Since he was a child, the future sovereign was subjected to care and attention that today we would not hesitate to define cruel: his skull was flattened, his nose reshaped, his face tattooed, his nose and earlobes adorned with precious stones. From the earliest days of his birth, the head was placed between two wooden planks tied together so that under constant pressure, the skull flattened and became wider. According to the Mayan religion, the gods gave a more noble air and made the heads more suitable for receiving loads to be carried.
- The middle class:
The middle class was made up of officials, warriors, artisans, merchants (better at calculation than writing), artists, architects, who lived near the civic and religious nucleus where the ruling class resided. The traders exchanged necessities such as wax, salt, rubber, flint, but also superfluous objects or products such as honey, cinnabar, unworked stones, gold, and silver, feathers, jaguar skins, pottery, and tobacco. The exchanges took place through barter or payment with cocoa beans, beans, or shells.
- The common man:
The common man (who was the most numerous class of society) was placed at the social ladder base. This devoted its forces to work in the fields and the construction of monumental buildings and roads. The “Plebei”, also called “jaiba – uinicob ” that is inferior to men, living on the city’s outskirts in small groups of huts near the agricultural land. These houses were rectangular, built with half-timbered walls, mud, and thatched roofs. The Jaiba -Uinicob led a very hard life; they spent part of their day working in the fields and gave a good part of the harvest to the nobles.
- The slaves:
Slaves and prisoners of war were considered outside society and could be more easily sacrificed to the gods.

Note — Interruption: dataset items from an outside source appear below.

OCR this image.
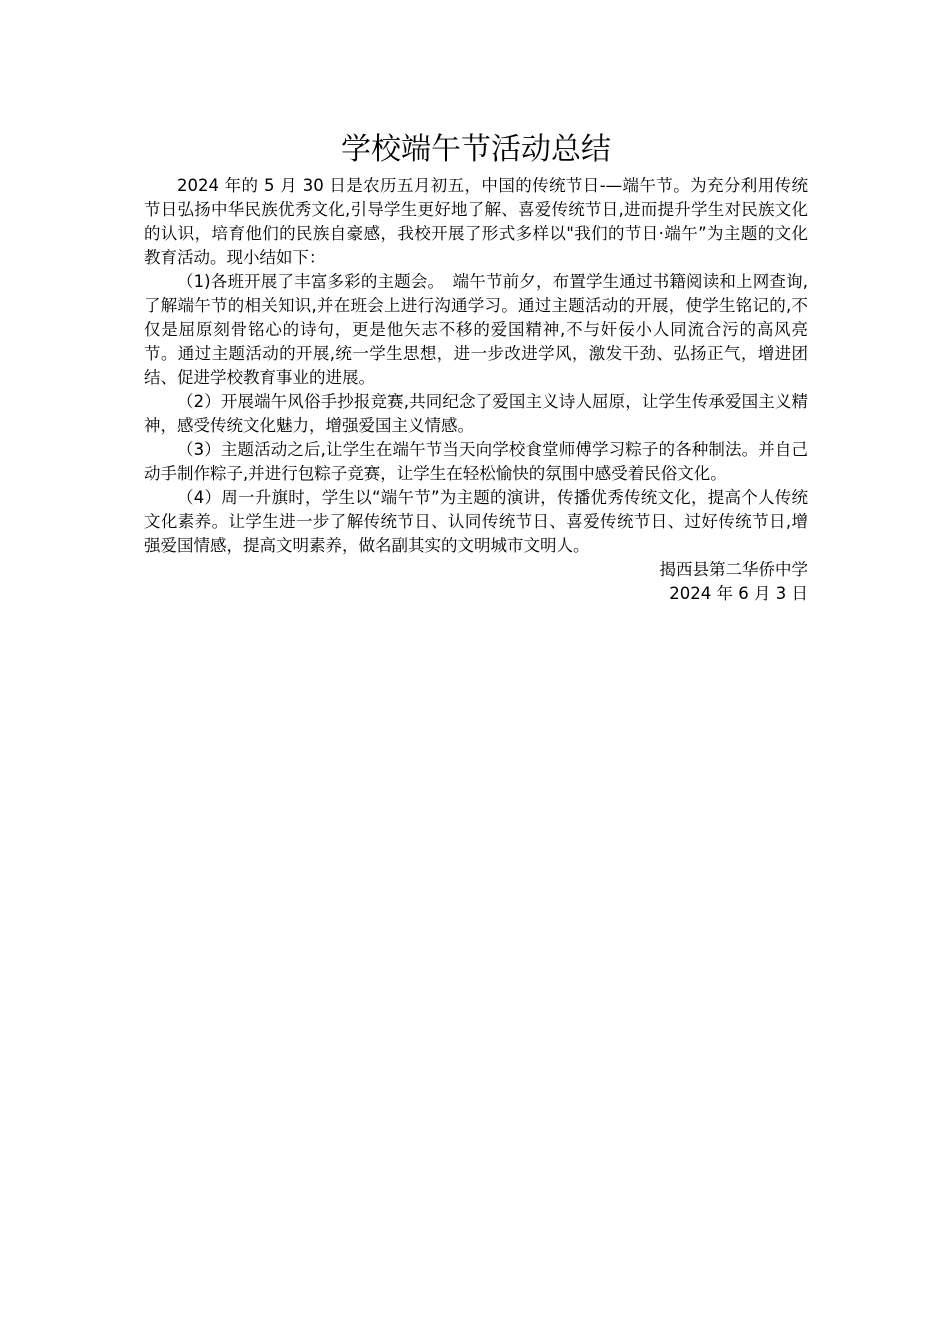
学校端午节活动总结

2024 年的 5 月 30 日是农历五月初五，中国的传统节日-—端午节。为充分利用传统节日弘扬中华民族优秀文化,引导学生更好地了解、喜爱传统节日,进而提升学生对民族文化的认识，培育他们的民族自豪感，我校开展了形式多样以"我们的节日·端午”为主题的文化教育活动。现小结如下：

（1)各班开展了丰富多彩的主题会。　端午节前夕，布置学生通过书籍阅读和上网查询,了解端午节的相关知识,并在班会上进行沟通学习。通过主题活动的开展，使学生铭记的,不仅是屈原刻骨铭心的诗句，更是他矢志不移的爱国精神,不与奸佞小人同流合污的高风亮节。通过主题活动的开展,统一学生思想，进一步改进学风，激发干劲、弘扬正气，增进团结、促进学校教育事业的进展。

（2）开展端午风俗手抄报竞赛,共同纪念了爱国主义诗人屈原，让学生传承爱国主义精神，感受传统文化魅力，增强爱国主义情感。

（3）主题活动之后,让学生在端午节当天向学校食堂师傅学习粽子的各种制法。并自己动手制作粽子,并进行包粽子竞赛，让学生在轻松愉快的氛围中感受着民俗文化。

（4）周一升旗时，学生以“端午节”为主题的演讲，传播优秀传统文化，提高个人传统文化素养。让学生进一步了解传统节日、认同传统节日、喜爱传统节日、过好传统节日,增强爱国情感，提高文明素养，做名副其实的文明城市文明人。

揭西县第二华侨中学

2024 年 6 月 3 日
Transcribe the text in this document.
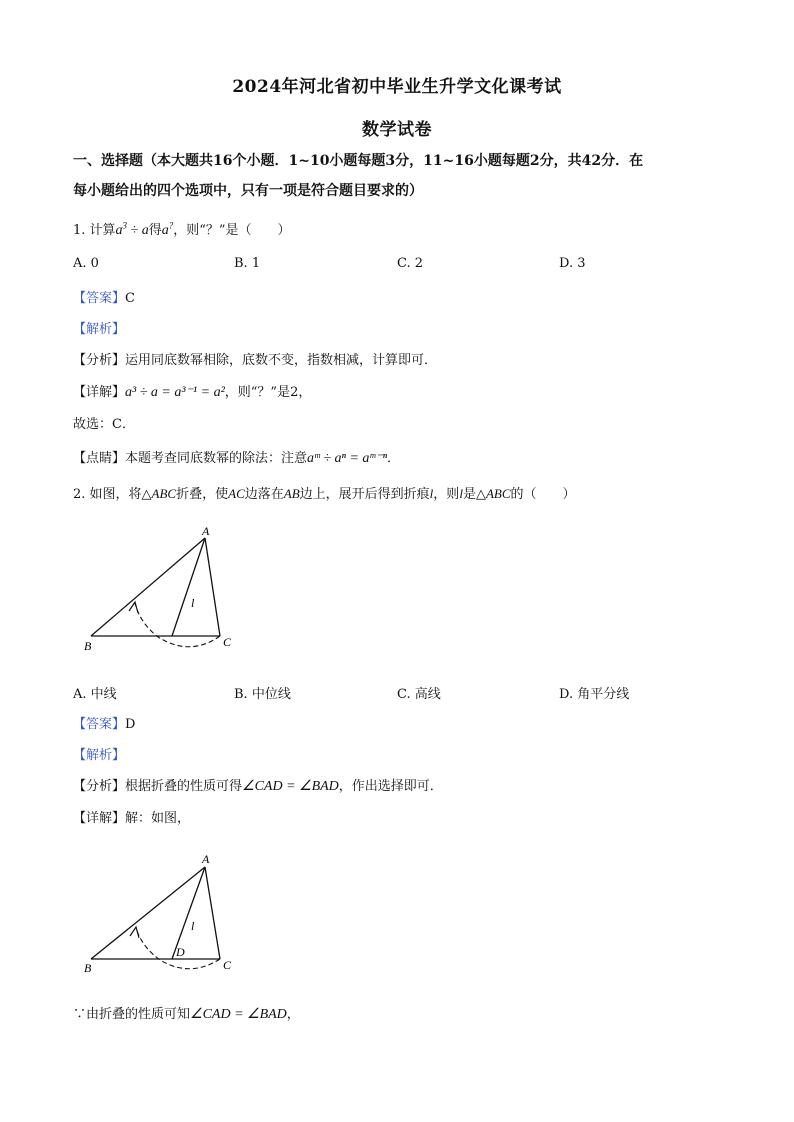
2024年河北省初中毕业生升学文化课考试
数学试卷
一、选择题（本大题共16个小题．1~10小题每题3分，11~16小题每题2分，共42分．在
每小题给出的四个选项中，只有一项是符合题目要求的）
1. 计算$a^3 \div a$得a?，则“？”是（　　）
A. 0	B. 1	C. 2	D. 3
【答案】C
【解析】
【分析】运用同底数幂相除，底数不变，指数相减，计算即可．
【详解】a³ ÷ a = a³⁻¹ = a²，则“？”是2，
故选：C．
【点睛】本题考查同底数幂的除法：注意aᵐ ÷ aⁿ = aᵐ⁻ⁿ．
2. 如图，将△ABC折叠，使AC边落在AB边上，展开后得到折痕l，则l是△ABC的（　　）
A
B	C
l
A. 中线	B. 中位线	C. 高线	D. 角平分线
【答案】D
【解析】
【分析】根据折叠的性质可得∠CAD = ∠BAD，作出选择即可．
【详解】解：如图，
A
B	C
D
l
∵由折叠的性质可知∠CAD = ∠BAD，
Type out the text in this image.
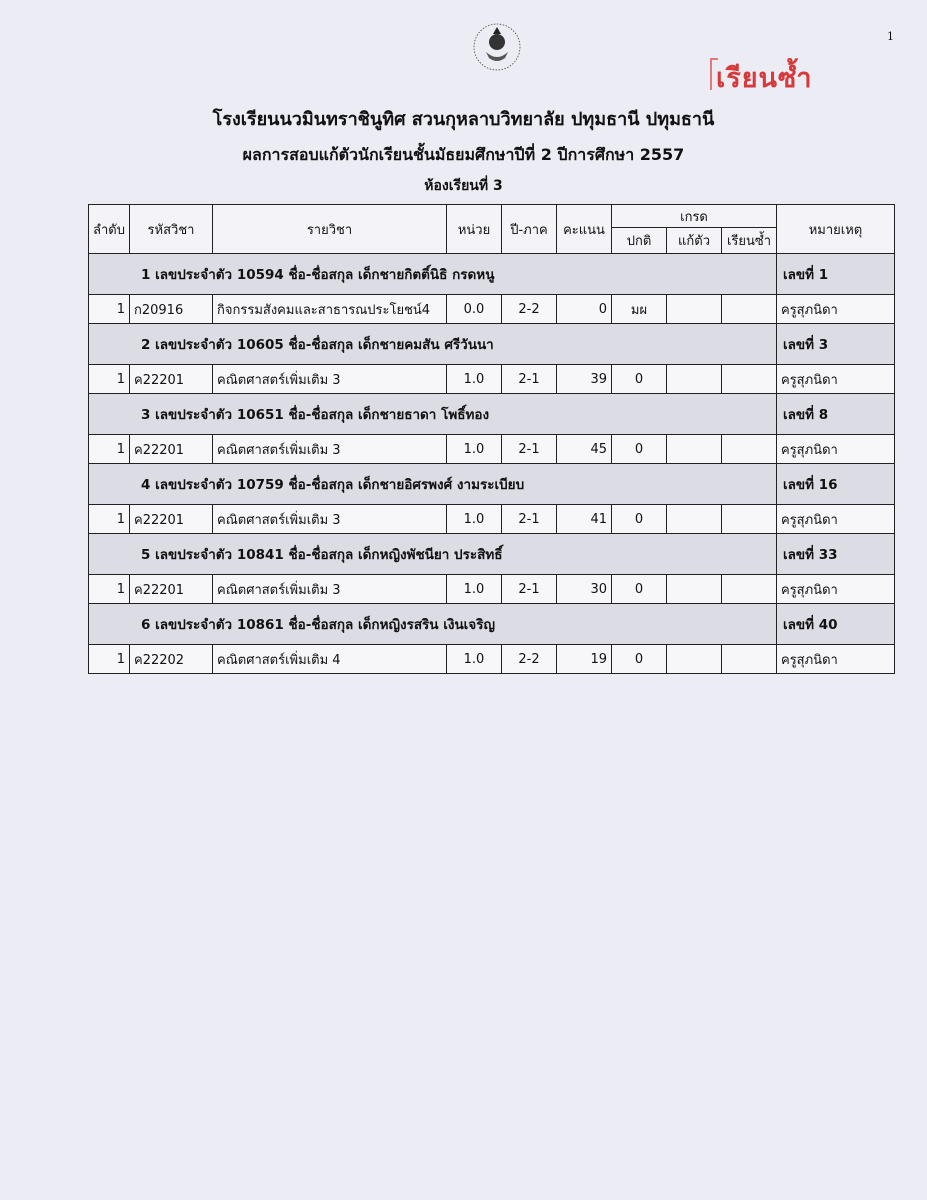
1
เรียนซ้ำ
โรงเรียนนวมินทราชินูทิศ สวนกุหลาบวิทยาลัย ปทุมธานี ปทุมธานี
ผลการสอบแก้ตัวนักเรียนชั้นมัธยมศึกษาปีที่ 2 ปีการศึกษา 2557
ห้องเรียนที่ 3
ลำดับ	รหัสวิชา	รายวิชา	หน่วย	ปี-ภาค	คะแนน	เกรด			หมายเหตุ
						ปกติ	แก้ตัว	เรียนซ้ำ	
1 เลขประจำตัว 10594 ชื่อ-ชื่อสกุล เด็กชายกิตติ์นิธิ กรดหนู									เลขที่ 1
1	ก20916	กิจกรรมสังคมและสาธารณประโยชน์4	0.0	2-2	0	มผ			ครูสุภนิดา
2 เลขประจำตัว 10605 ชื่อ-ชื่อสกุล เด็กชายคมสัน ศรีวันนา									เลขที่ 3
1	ค22201	คณิตศาสตร์เพิ่มเติม 3	1.0	2-1	39	0			ครูสุภนิดา
3 เลขประจำตัว 10651 ชื่อ-ชื่อสกุล เด็กชายธาดา โพธิ์ทอง									เลขที่ 8
1	ค22201	คณิตศาสตร์เพิ่มเติม 3	1.0	2-1	45	0			ครูสุภนิดา
4 เลขประจำตัว 10759 ชื่อ-ชื่อสกุล เด็กชายอิศรพงศ์ งามระเบียบ									เลขที่ 16
1	ค22201	คณิตศาสตร์เพิ่มเติม 3	1.0	2-1	41	0			ครูสุภนิดา
5 เลขประจำตัว 10841 ชื่อ-ชื่อสกุล เด็กหญิงพัชนียา ประสิทธิ์									เลขที่ 33
1	ค22201	คณิตศาสตร์เพิ่มเติม 3	1.0	2-1	30	0			ครูสุภนิดา
6 เลขประจำตัว 10861 ชื่อ-ชื่อสกุล เด็กหญิงรสริน เงินเจริญ									เลขที่ 40
1	ค22202	คณิตศาสตร์เพิ่มเติม 4	1.0	2-2	19	0			ครูสุภนิดา
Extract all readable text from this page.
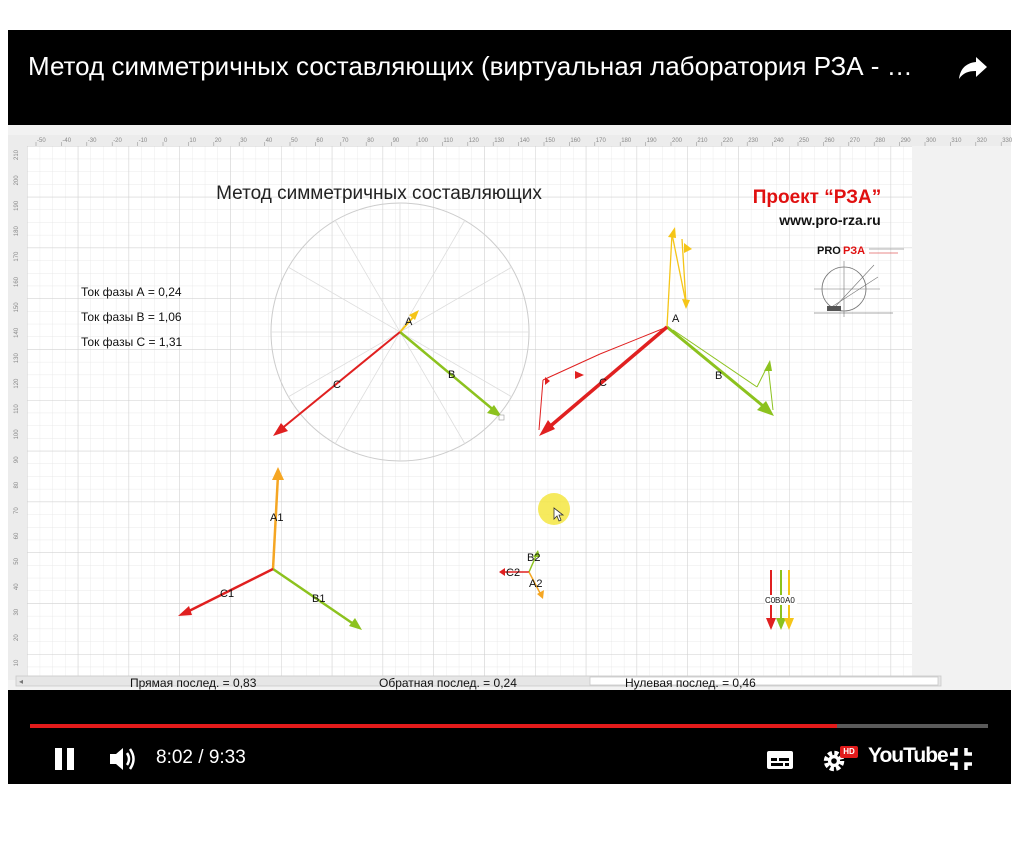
Метод симметричных составляющих (виртуальная лаборатория РЗА - …
-50	-40	-30	-20	-10	0	10	20	30	40	50	60	70	80	90	100	110	120	130	140	150	160	170	180	190	200	210	220	230	240	250	260	270	280	290	300	310	320	330
210
200
190
180
170
160
150
140
130
120
110
100
90
80
70
60
50
40
30
20
10
◂
Метод симметричных составляющих	Проект “РЗА”
www.pro-rza.ru
PRO РЗА
Ток фазы А = 0,24
Ток фазы В = 1,06
Ток фазы С = 1,31
A
B
C
A
B
C
A1
B1
C1
B2
C2
A2
C0 B0 A0
Прямая послед. = 0,83	Обратная послед. = 0,24	Нулевая послед. = 0,46
8:02 / 9:33	HD YouTube
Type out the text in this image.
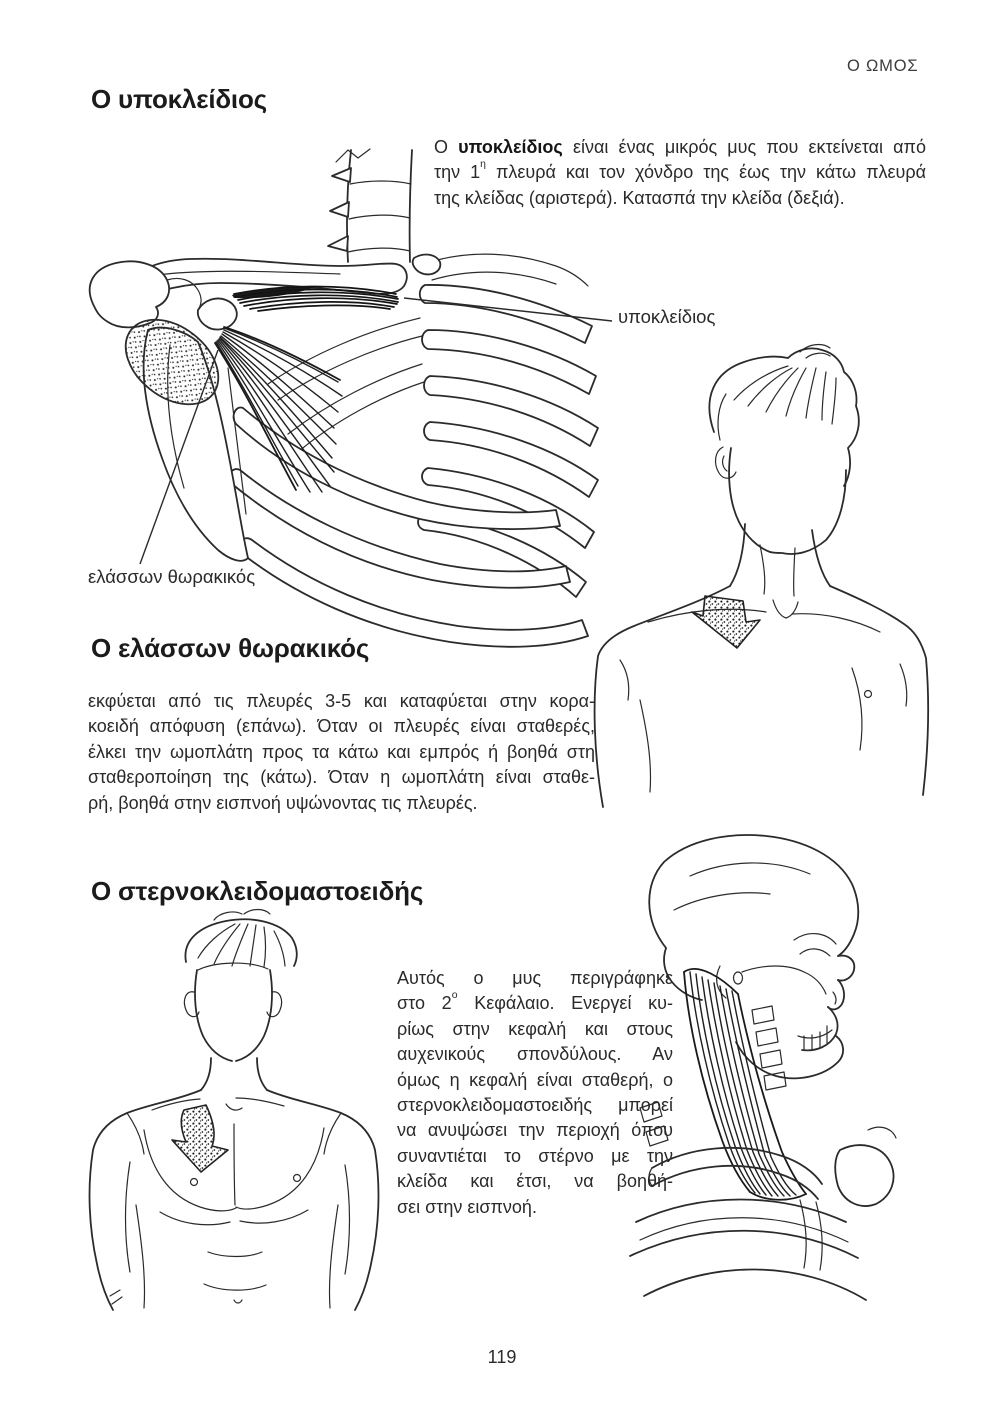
Ο ΩΜΟΣ
Ο υποκλείδιος
Ο υποκλείδιος είναι ένας μικρός μυς που εκτείνεται από
την $1^\eta$ πλευρά και τον χόνδρο της έως την κάτω πλευρά
της κλείδας (αριστερά). Κατασπά την κλείδα (δεξιά).
υποκλείδιος
ελάσσων θωρακικός
Ο ελάσσων θωρακικός
εκφύεται από τις πλευρές 3-5 και καταφύεται στην κορα-
κοειδή απόφυση (επάνω). Όταν οι πλευρές είναι σταθερές,
έλκει την ωμοπλάτη προς τα κάτω και εμπρός ή βοηθά στη
σταθεροποίηση της (κάτω). Όταν η ωμοπλάτη είναι σταθε-
ρή, βοηθά στην εισπνοή υψώνοντας τις πλευρές.
Ο στερνοκλειδομαστοειδής
Αυτός ο μυς περιγράφηκε
στο $2^o$ Κεφάλαιο. Ενεργεί κυ-
ρίως στην κεφαλή και στους
αυχενικούς σπονδύλους. Αν
όμως η κεφαλή είναι σταθερή, ο
στερνοκλειδομαστοειδής μπορεί
να ανυψώσει την περιοχή όπου
συναντιέται το στέρνο με την
κλείδα και έτσι, να βοηθή-
σει στην εισπνοή.
119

Religion was a very important element of daily life and for centuries, the Maya were engaged in building monuments and palaces in honor of nature gods who favored their happiness. For example, very famous are the pyramids that were erected for the sun god, which are very similar to those found in Egypt and Mesopotamia, which still raises many questions among scholars.
The Maya thought that their world was an interlude between the Heaven of the Divinities and Hell, home to frightening monsters that brought drought and famine. Therefore, the gods had to be propitiated every day with rituals and offerings that favored divine benevolence and the arrival of rains, a fundamental element for life.